Apesar de cada conto ser independente, ambos compartilham experiências semelhantes de desilusão e frustração, quase como se fossem a mesma voz, algo que me causou leve incômodo, visto que as personagens, de certa maneira, possuem pensamentos e reações muito parecidas, o que pode ter sido proposital, visto que a principal crítica inserida na leitura de Beauvoir é quanto da generalizada ausência de autonomia e constante vazio existencial das mulheres.

O primeiro conto, intitulado “A idade da discrição”, trata do cotidiano de um casal entrando na terceira idade, cuja esposa se afunda numa crise existencial após descobrirem as opções conservadoras do filho, que decide ir trabalhar no Ministério da Cultura do governo vigente. Neste conto segue-se longos embates entre protagonistas sobre o envelhecimento e necessidade de pertencimento.

Depois temos o menor texto da obra, “Monólogo”, no qual o título já antecipa do que se trata; um breve desabafo, quase odioso, da protagonista Murielle, que viveu uma vida conturbada de duas separações e o suicídio de uma filha. Aqui não é apenas um relato confuso (caracterizado pela falta de pontuação) e triste da personagem, mas uma condição que surge do confronto entre a vida como ela é e as expectativas que as mulheres, moldadas pela sociedade machista, têm sobre o que deveriam ser.

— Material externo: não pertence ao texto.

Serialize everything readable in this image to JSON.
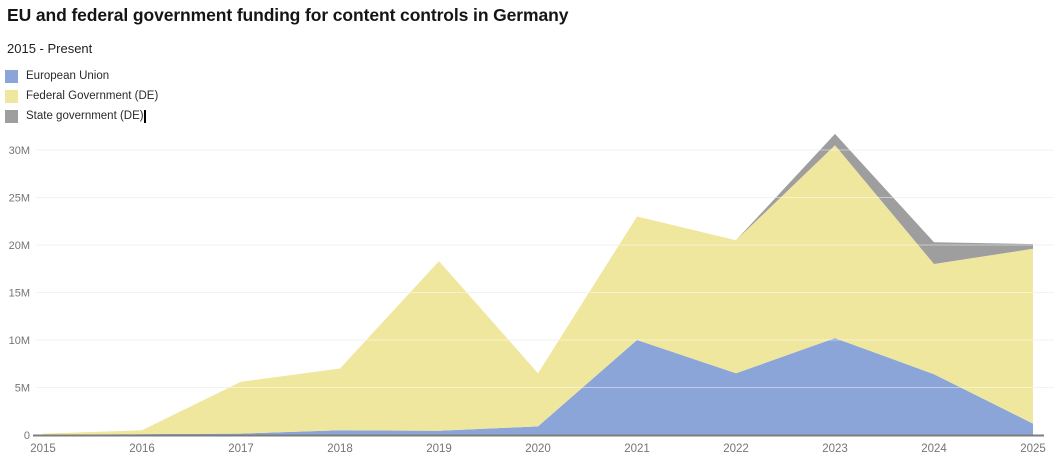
{
  "header": {
    "title": "EU and federal government funding for content controls in Germany",
    "subtitle": "2015 - Present"
  },
  "legend": {
    "items": [
      {
        "label": "European Union",
        "color": "#8ca5d8"
      },
      {
        "label": "Federal Government (DE)",
        "color": "#f0e79f"
      },
      {
        "label": "State government (DE)",
        "color": "#9e9e9e"
      }
    ]
  },
  "chart_data": {
    "type": "area",
    "stacked": true,
    "title": "EU and federal government funding for content controls in Germany",
    "subtitle": "2015 - Present",
    "x": [
      "2015",
      "2016",
      "2017",
      "2018",
      "2019",
      "2020",
      "2021",
      "2022",
      "2023",
      "2024",
      "2025"
    ],
    "unit": "M",
    "series": [
      {
        "name": "European Union",
        "color": "#8ca5d8",
        "values": [
          0.03,
          0.1,
          0.15,
          0.5,
          0.45,
          0.9,
          10.0,
          6.5,
          10.2,
          6.4,
          1.2
        ]
      },
      {
        "name": "Federal Government (DE)",
        "color": "#f0e79f",
        "values": [
          0.12,
          0.4,
          5.45,
          6.5,
          17.85,
          5.6,
          13.0,
          14.0,
          20.3,
          11.6,
          18.4
        ]
      },
      {
        "name": "State government (DE)",
        "color": "#9e9e9e",
        "values": [
          0,
          0,
          0,
          0,
          0,
          0,
          0,
          0,
          1.2,
          2.3,
          0.5
        ]
      }
    ],
    "yticks": [
      {
        "value": 0,
        "label": "0"
      },
      {
        "value": 5,
        "label": "5M"
      },
      {
        "value": 10,
        "label": "10M"
      },
      {
        "value": 15,
        "label": "15M"
      },
      {
        "value": 20,
        "label": "20M"
      },
      {
        "value": 25,
        "label": "25M"
      },
      {
        "value": 30,
        "label": "30M"
      }
    ],
    "ylim": [
      0,
      31.7
    ],
    "grid": true,
    "legend_position": "top-left",
    "colors": {
      "gridline": "#e7e7e7",
      "axis_line": "#7d7d7d",
      "tick_label": "#757575",
      "background": "#ffffff"
    }
  }
}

Por fim, temos o conto que dá título à obra, mais longo e, na minha opinião, o melhor dos três. “A mulher desiludida” nos revela Monique, que é o arquétipo mais caricato da dona de casa “exemplar”, ela vê seu mundo higienizado e restrito se transformar num inferno existencial, quando descobre que o marido tem uma amante. Em formato de diário, acompanhamos as dores, inseguranças e falta de sentido de uma mulher que depositou todas as esperanças de vida no casamento, Monique tudo fará para preservar e manter seu casamento. A personagem chega ao extremo de concessões jamais imaginadas, chega a aceitar a vida dupla do marido, mas não consegue se livrar da sombra de sua rival.

A MULHER DESILUDIDA é uma eficiente obra, que combina literatura e crítica do sistema patriarcal, com diálogos intensos e imersivos. Ao construir personagens complexas que questionam suas existências, a autora nos oferece um olhar profundo sobre o que significa ser mulher dentro de uma sociedade que categoricamente rejeita sua autonomia.

NOTA: 8,5

sexta-feira, 3 de janeiro de 2025

RESENHA DE LIVRO – O EVANGELHO SEGUNDO O FILHO

Antes de entrarmos na análise deste trabalho do aclamado escritor Norman Mailer, é preciso que seja feita uma oportuna ressalva: este conteúdo se trata de um breve resumo de minhas impressões. Aqui não há intenção de pontuar eventos históricos, muito menos criticar orientações religiosas de ninguém. O intuito deste blog é meramente o de apreciação do conteúdo como ele é de fato: uma obra de ficção literária.

A observação me pareceu indispensável, para então começar esta resenha com questões que me parecem pertinentes e que me acompanharam durante toda a leitura: qual é a intenção deste livro? O que motivaria um amante de literatura a lê-lo? Porém, se estamos diante de um conteúdo doutrinário, quais elementos atrairiam a atenção de um leitor cristão?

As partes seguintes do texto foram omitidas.